2. Assign names to local animals and treat them like coworkers.

Lizard under the fridge? That’s Steve. We have an unspoken agreement. Rooster that screams at 2 a.m.? Brenda, in HR, always stirring up drama.


3. Keep one bra in the freezer.

No one tells you how mentally stabilizing a cold bra can be in 100% humidity. Try it. Thank me later.


4. Turn mosquito bites into a mindfulness practice.

Feel the itch. Breathe through it. Accept that you are now part of the food chain. Consider it your blood sacrifice to the tropics.
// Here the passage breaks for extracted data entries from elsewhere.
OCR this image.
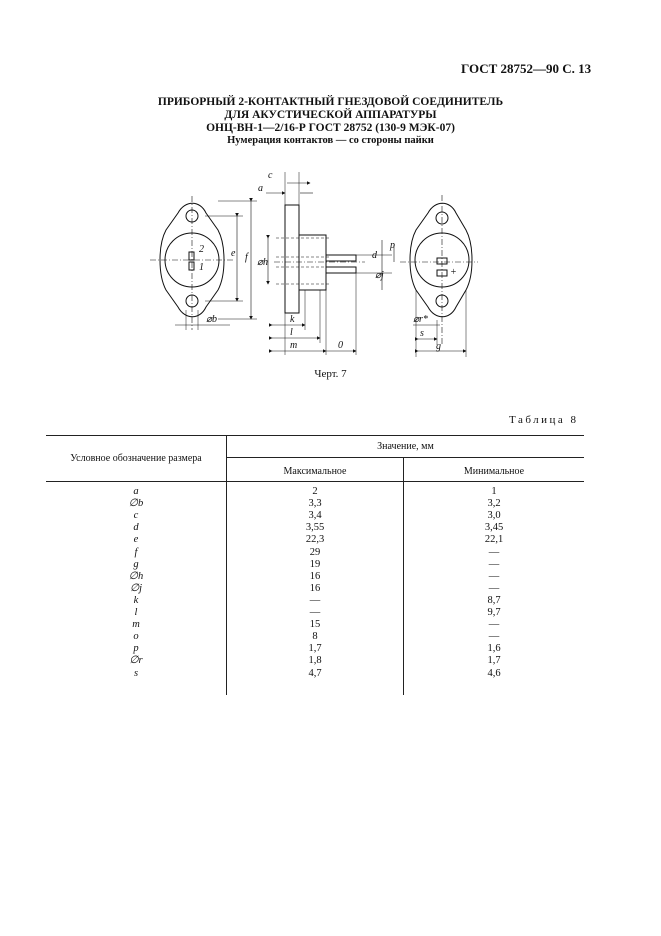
ГОСТ 28752—90 С. 13
ПРИБОРНЫЙ 2-КОНТАКТНЫЙ ГНЕЗДОВОЙ СОЕДИНИТЕЛЬ
ДЛЯ АКУСТИЧЕСКОЙ АППАРАТУРЫ
ОНЦ-ВН-1—2/16-Р ГОСТ 28752 (130-9 МЭК-07)
Нумерация контактов — со стороны пайки
2
1
e f
⌀b
c
a
⌀h
k
l
m	0
d
⌀j
p
⌀r*
s
g
+
Черт. 7
Таблица 8
Условное обозначение размера
Значение, мм
Максимальное	Минимальное
a	2	1
∅b	3,3	3,2
c	3,4	3,0
d	3,55	3,45
e	22,3	22,1
f	29	—
g	19	—
∅h	16	—
∅j	16	—
k	—	8,7
l	—	9,7
m	15	—
o	8	—
p	1,7	1,6
∅r	1,8	1,7
s	4,7	4,6
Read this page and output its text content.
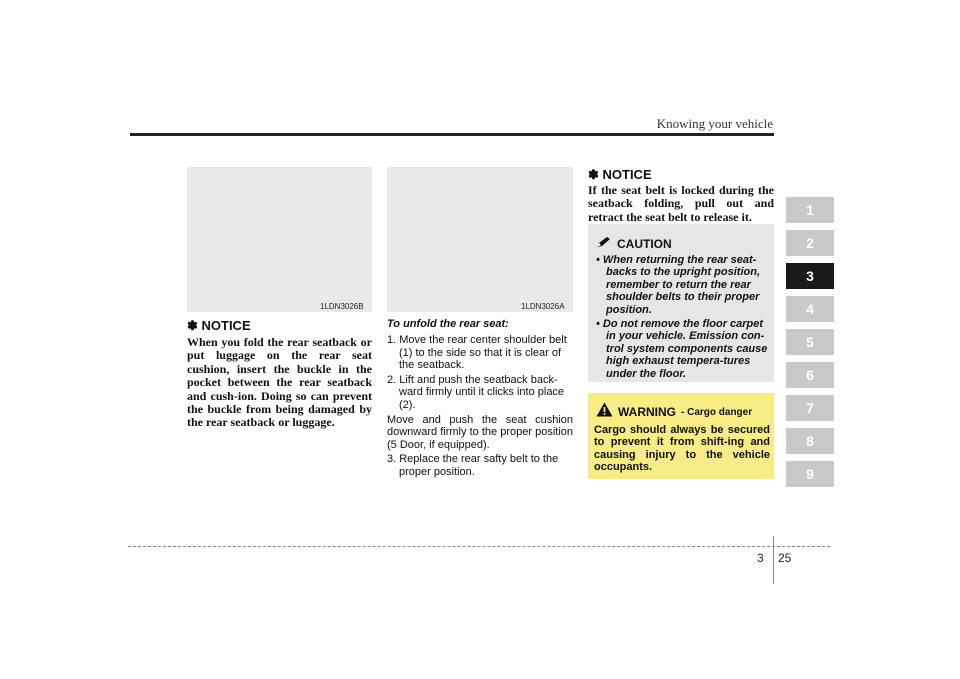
Knowing your vehicle
1LDN3026B
✽ NOTICE
When you fold the rear seatback or put luggage on the rear seat cushion, insert the buckle in the pocket between the rear seatback and cush-ion. Doing so can prevent the buckle from being damaged by the rear seatback or luggage.
1LDN3026A
To unfold the rear seat:
1. Move the rear center shoulder belt (1) to the side so that it is clear of the seatback.
2. Lift and push the seatback back-ward firmly until it clicks into place (2).
Move and push the seat cushion downward firmly to the proper position (5 Door, if equipped).
3. Replace the rear safty belt to the proper position.
✽ NOTICE
If the seat belt is locked during the seatback folding, pull out and retract the seat belt to release it.
CAUTION
• When returning the rear seat-backs to the upright position, remember to return the rear shoulder belts to their proper position.
• Do not remove the floor carpet in your vehicle. Emission con-trol system components cause high exhaust tempera-tures under the floor.
WARNING - Cargo danger
Cargo should always be secured to prevent it from shift-ing and causing injury to the vehicle occupants.
1
2
3
4
5
6
7
8
9
3 25
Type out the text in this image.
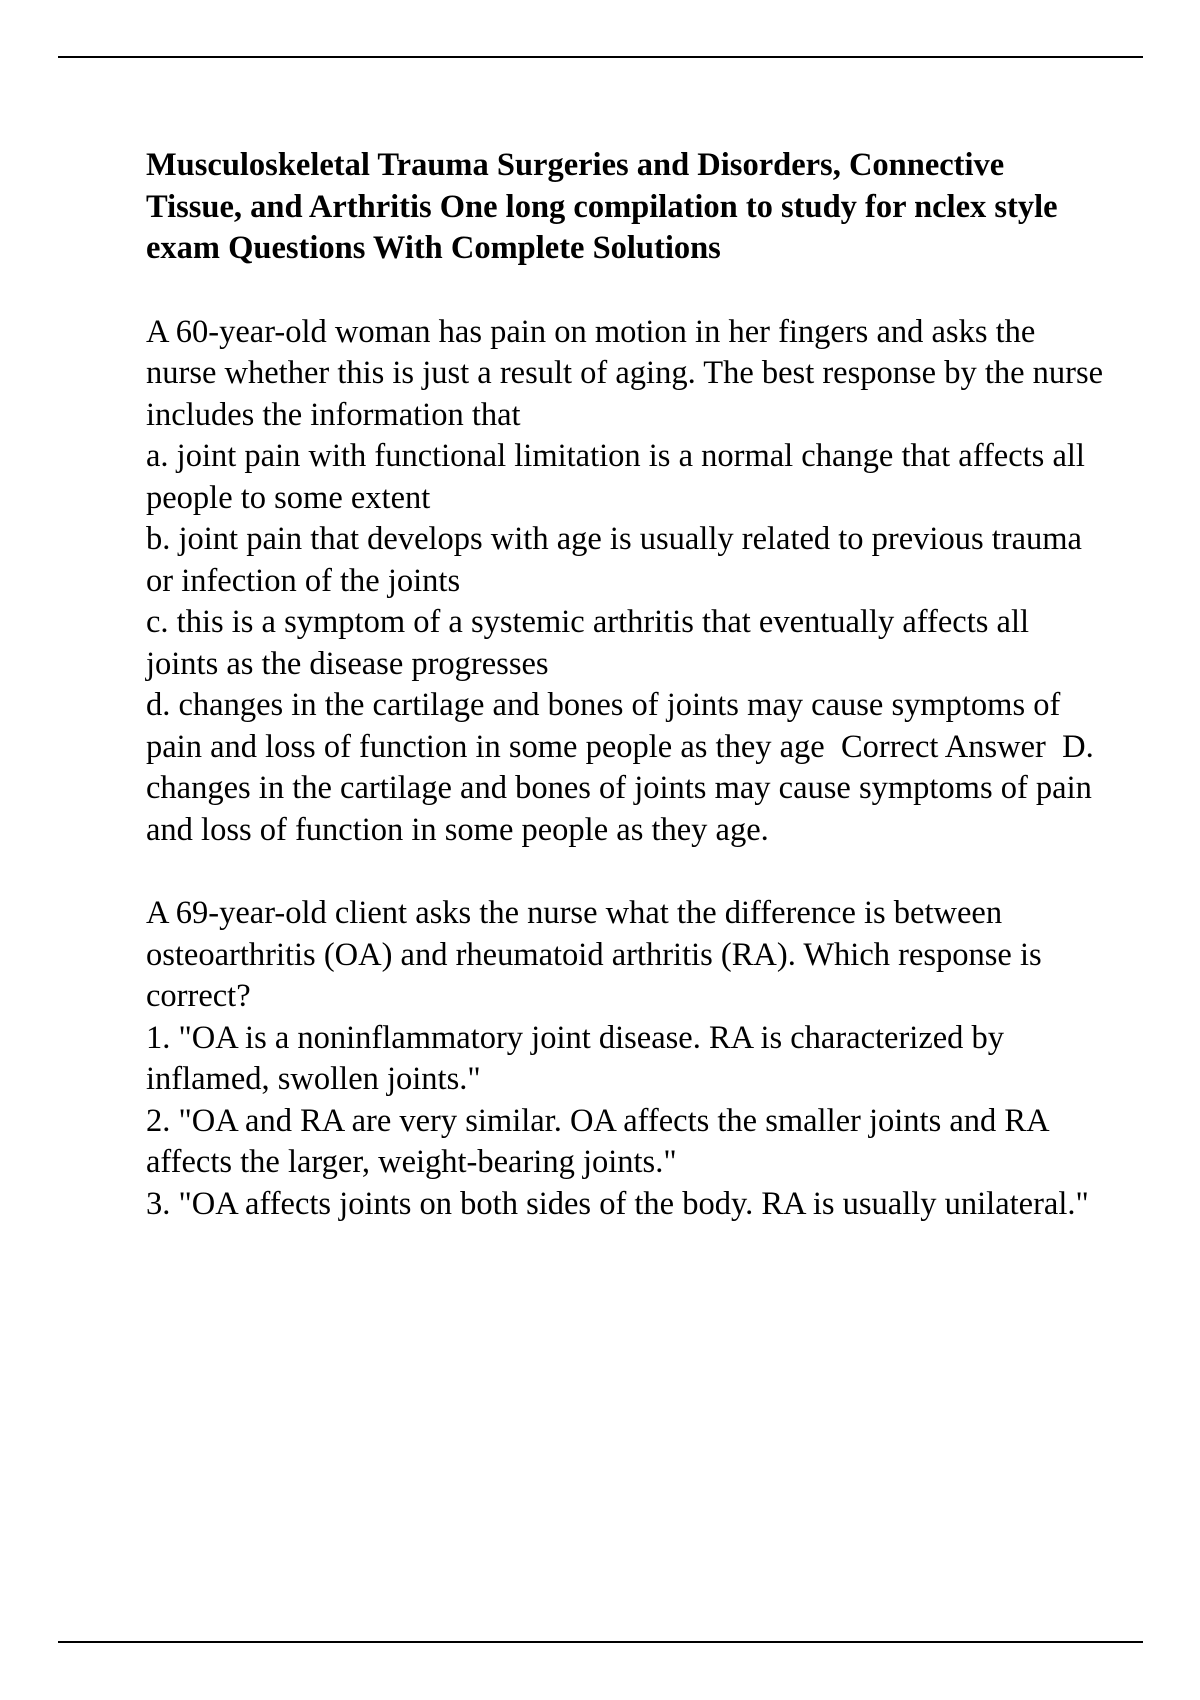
Musculoskeletal Trauma Surgeries and Disorders, Connective Tissue, and Arthritis One long compilation to study for nclex style exam Questions With Complete Solutions

A 60-year-old woman has pain on motion in her fingers and asks the nurse whether this is just a result of aging. The best response by the nurse includes the information that

a. joint pain with functional limitation is a normal change that affects all people to some extent

b. joint pain that develops with age is usually related to previous trauma or infection of the joints

c. this is a symptom of a systemic arthritis that eventually affects all joints as the disease progresses

d. changes in the cartilage and bones of joints may cause symptoms of pain and loss of function in some people as they age  Correct Answer  D. changes in the cartilage and bones of joints may cause symptoms of pain and loss of function in some people as they age.

A 69-year-old client asks the nurse what the difference is between osteoarthritis (OA) and rheumatoid arthritis (RA). Which response is correct?

1. "OA is a noninflammatory joint disease. RA is characterized by inflamed, swollen joints."

2. "OA and RA are very similar. OA affects the smaller joints and RA affects the larger, weight-bearing joints."

3. "OA affects joints on both sides of the body. RA is usually unilateral."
5. Use sarcasm to hide your relief.

That thing where you say “Oh, darnit kids, the electricity went out just as I was about to make those TikTok egg flights. Guess we'll have to try another day." Phew, that was lucky.


6. Make a list of people you would punch if there were no consequences.

Don't act on it. Just make the list. Keep it in a waterproof journal. Add doodles. It’s deeply satisfying.


7. Buy candles. Not for ambiance - for power outages and sanity.

When the power goes out, again, you light one and pretend you're having a "restorative spa night" instead of slowly losing your mind.


8. Shower fully clothed on really bad days.

It’s weird. It’s effective. You cry, you cool down, you emerge like a soggy phoenix reborn in mismatched pajamas.


9. Replace “I’m spiraling” with “I’m tropical problem-solving.”

Rebranding is key. Are you melting down in your car? Or just embracing a heat-powered emotional detox?


10. Lower expectations until they are subterranean.

You made it through the day and remembered to eat something green? Medal of honor. Didn’t scream at anyone? National holiday.


11. Befriend the checkout clerk. She is now your life coach.

She knows the gossip. She’s seen it all. She will give you plantain chips and tell you, “No te rindas, mami.” Do not underestimate this power.


12. Eat snacks aggressively.

There’s no guilt in emotional eating if you do it with conviction. Mango slices, popcorn, peanut butter straight from the jar - it’s self-care, baby.


13. Text someone from “home” a totally unhinged meme.

If they get it, keep them. If not, you’ve at least reminded someone that you still exist in this sweaty corner of the universe.


14. Count your wins like you’re on a game show.

“Did I go outside today? Ding ding ding!”

“Did I stop doomscrolling before midnight? Bonus round!”

“Did I go to DMV without crying? GRAND PRIZE!”


15. Let yourself be ridiculous.

Healing is not always quiet or pretty. Sometimes it’s dancing in your living room with sea salt in your hair and laundry you’ve ignored for three days. That counts. That’s progress.


Mental health recovery in paradise is still recovery. The scenery just comes with more bugs and passive-aggressive sunshine. But you’re doing it. However weird, sweaty, or snack-fueled it may be - you’re still here.


And honestly? That’s kind of heroic.